Le retrait américain d’Afghanistan va réveiller les appétits géopolitiques de la Chine et de la Russie qui, « enhardies par le spectacle de la déroute », pourraient se montrer téméraires et commettre des fautes stratégiques, analyse Jean-Sylvestre Mongrenier dans une tribune pour Le Monde.


Vingt ans après les attentats du 11 septembre 2001, le lâchage de l’Afghanistan aura de redoutables conséquences. Déjà, comme après la guerre du Vietnam, le spectre de la décadence hante l’Amérique. Au vrai, l’Europe ne saurait se poser en observateur extérieur. Depuis la fin de la Deuxième Guerre mondiale, les Etats-Unis dirigent un empire informel qui réunit les nations occidentales. Leurs destinées sont liées.

De prime abord, le redéploiement géostratégique voulu par Washington n’est pourtant pas dépourvu de rationalité. La montée en puissance de la Chine populaire, les visées révisionnistes de la « Russie-Eurasie » ainsi que les ambitions iraniennes au Moyen-Orient préfigurent un regroupement d’« Etats perturbateurs » capables de tournebouler les équilibres géopolitiques. Aussi la « longue guerre » contre le terrorisme peut-elle faire figure de coûteuse diversion stratégique.

S’étirant depuis les « méditerranées asiatiques » (mers de Chine du Sud et de l’Est) jusqu’aux rivages du golfe Arabo-persique et de l’Afrique orientale, un nouvel ensemble spatial s’impose à l’analyse : la région Indo-Pacifique. Là se détermineraient les rapports de force du XXIe siècle. Menacées de redevenir un petit cap de l’Asie, l’Europe et ses nations ne sauraient s’abstraire de cette grande épreuve. Moins encore la France, possessionnée dans les océans Indien et Pacifique. Sans l’alliance américaine, il lui sera difficile de contenir la pression chinoise sur son domaine maritime.

Dans une telle perspective, le désintérêt pour l’Afghanistan, au cœur de la masse terrestre eurasiatique, est compréhensible.

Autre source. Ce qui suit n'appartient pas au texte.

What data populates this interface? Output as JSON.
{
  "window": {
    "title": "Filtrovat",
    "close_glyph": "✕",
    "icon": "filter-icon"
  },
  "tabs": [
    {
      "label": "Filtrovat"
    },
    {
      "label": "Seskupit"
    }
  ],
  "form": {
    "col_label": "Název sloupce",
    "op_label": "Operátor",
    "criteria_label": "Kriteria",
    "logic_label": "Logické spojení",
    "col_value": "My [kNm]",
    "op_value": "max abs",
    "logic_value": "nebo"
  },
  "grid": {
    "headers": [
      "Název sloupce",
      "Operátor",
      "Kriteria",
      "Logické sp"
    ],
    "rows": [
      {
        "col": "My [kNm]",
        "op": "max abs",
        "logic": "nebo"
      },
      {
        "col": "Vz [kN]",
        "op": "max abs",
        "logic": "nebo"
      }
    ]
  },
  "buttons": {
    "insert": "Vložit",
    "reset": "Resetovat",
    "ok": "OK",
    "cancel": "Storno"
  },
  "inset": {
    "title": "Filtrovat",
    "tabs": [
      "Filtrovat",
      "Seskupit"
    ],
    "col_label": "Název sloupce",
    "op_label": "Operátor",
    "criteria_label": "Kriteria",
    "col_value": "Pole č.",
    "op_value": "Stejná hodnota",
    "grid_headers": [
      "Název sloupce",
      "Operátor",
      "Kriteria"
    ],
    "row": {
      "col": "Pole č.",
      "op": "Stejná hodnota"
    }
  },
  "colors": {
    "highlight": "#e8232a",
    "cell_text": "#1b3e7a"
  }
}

N’était-il pas temps de trancher ce « nœud gordien » et de reporter l’effort vers l’Indo-Pacifique ? C’est ce que Joe Biden voulait signifier dans son allocution du 16 août dernier. Pourtant, le maintien d’une force américaine limitée et de contingents de l’OTAN était possible, voire nécessaire. Le discours qui pose les Talibans en alliés objectifs de l’Occident contre Al-Qaida et l’Etat islamique laisse dubitatif. Et de l’Afghanistan au Sahel, du golfe de Guinée à la Corne de l’Afrique, jusqu’en Asie du Sud-Est même, la « longue guerre » perdurera.

De surcroît, le départ d’Afghanistan aura des répercussions sur d’autres points du globe. Entendons-nous : cette décision n’entraînera pas mécaniquement le lâchage de Taïwan ou de l’Ukraine. Et si le prestige américain est atteint, la « réputation » d’un Etat n’est pas l’alpha et l’oméga du rapport des forces. Avec l’exaspération des rivalités internationales, les facteurs bruts de la puissance s’avèrent plus importants que le « soft power », concept incertain trop souvent convoqué. Sous cet angle, il serait hâtif de penser que la puissance américaine se liquéfie.

Il n’en reste pas moins que perceptions et représentations ont leur importance. Le spectacle de la déroute enhardira les dirigeants chinois et russes. Voulant tester les lignes de résistance des Etats-Unis, ils pourraient se montrer téméraires et commettre des fautes stratégiques. Bien souvent, l’histoire diplomatique et militaire a infirmé les calculs de « realpoliticiens » doctrinaires et le machiavélisme prétendument raisonné des chancelleries.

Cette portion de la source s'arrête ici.